3.1 The Concept
The concept of BeThereNow is based on the idea of creating an immersive application, where users are depicted standing in various sceneries as if they were there. The objectives of our work can be summarized as follows:
The system should work like a magic mirror, where users watch themselves in the display, as if they were standing in various sceneries.
Users (Foreground) should be depicted in front of various landscapes (Background).
Apply meaningful, elegant and aesthetically pleasing means of changing the displayed sceneries.
Effective and precise background subtraction.
Users should be able to capture digital photographs and send them by email.
The system should not be static, but provide a demonstration mode which intrigues the users to engage with it.
The system is used in a walk up and use manner while also offering users the ability to browse through different sceneries. Therefore, once the users step in front of the display they are instantly shown. Meanwhile, a physical cube (Figs. 1 and 4) resides next to the display, which can be rotated in order to switch through the various sceneries. When the cube is rotated, a synchronized virtual cube - having the different landscapes at its sides - is also rotated, creating a one to one mapping of the actual with the virtual object. This metaphor is also applied when the demonstration mode is applied, where the virtual cube starts rotating and the landscapes are therefore switched after a short interval (30 s). The demonstration mode is enabled when no users are near the system and disabled upon any user entering the effective area in front of it. Users can use a secondary touch display, residing at the side of the display, in order to either change the language of the displayed image description or take a snapshot of themselves in the currently displayed scenery. The system’s overall rendering process is separated in two primary sections: Background and Foreground. Background refers to the pictures of the sceneries used to immerse the users into, while foreground contains the users or objects that stand in front of the display. The background is in essence the virtual cube, while the foreground is estimated using a background removal process.
An additional optional capability of the system is the addition of Foreground Mask to sceneries: some areas of the background can appear in front of the users (e.g. objects such as a desk).
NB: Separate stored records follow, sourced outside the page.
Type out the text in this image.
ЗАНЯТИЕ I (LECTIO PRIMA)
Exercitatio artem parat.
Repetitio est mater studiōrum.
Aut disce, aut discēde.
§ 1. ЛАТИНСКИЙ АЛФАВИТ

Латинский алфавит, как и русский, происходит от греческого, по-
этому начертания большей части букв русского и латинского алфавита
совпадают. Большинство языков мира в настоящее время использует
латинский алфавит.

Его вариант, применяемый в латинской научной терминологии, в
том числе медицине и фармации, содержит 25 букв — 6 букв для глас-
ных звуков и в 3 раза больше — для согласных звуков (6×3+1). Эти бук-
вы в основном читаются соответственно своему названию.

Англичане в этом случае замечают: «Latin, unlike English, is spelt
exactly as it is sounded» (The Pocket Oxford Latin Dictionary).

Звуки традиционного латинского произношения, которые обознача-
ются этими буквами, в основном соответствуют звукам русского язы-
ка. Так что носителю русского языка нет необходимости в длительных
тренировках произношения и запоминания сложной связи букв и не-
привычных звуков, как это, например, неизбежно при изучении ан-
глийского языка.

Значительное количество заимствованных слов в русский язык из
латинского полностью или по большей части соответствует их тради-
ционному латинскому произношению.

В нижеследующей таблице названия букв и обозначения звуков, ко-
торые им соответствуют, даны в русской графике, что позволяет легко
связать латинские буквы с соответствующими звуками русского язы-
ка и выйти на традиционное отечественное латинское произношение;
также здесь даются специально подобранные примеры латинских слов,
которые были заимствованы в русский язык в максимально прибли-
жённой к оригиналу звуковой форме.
This option enhances the reality of the settings as users can be immersed in a room, standing, for instance, in front of a desk and appear as if they are studying. Additionally, another usage example involves showing theatrical costumes (Fig. 5), which the visitors can virtually ‘wear’ by standing in such a position that their bodies are completely hidden and only some of their parts are visible. The overall rendering process is illustrated in Fig. 2 below.
Computer Vision Algorithm
Silhouette extractor. The vision module employs a typical RGB-D sensor (i.e. Microsoft Kinect or an Asus Xtion camera). RGB-D sensors provide two images: a conventional RGB image and a depth image registered to the former one. Through the depth image, the 3D coordinates of surfaces in the RGB image are measured.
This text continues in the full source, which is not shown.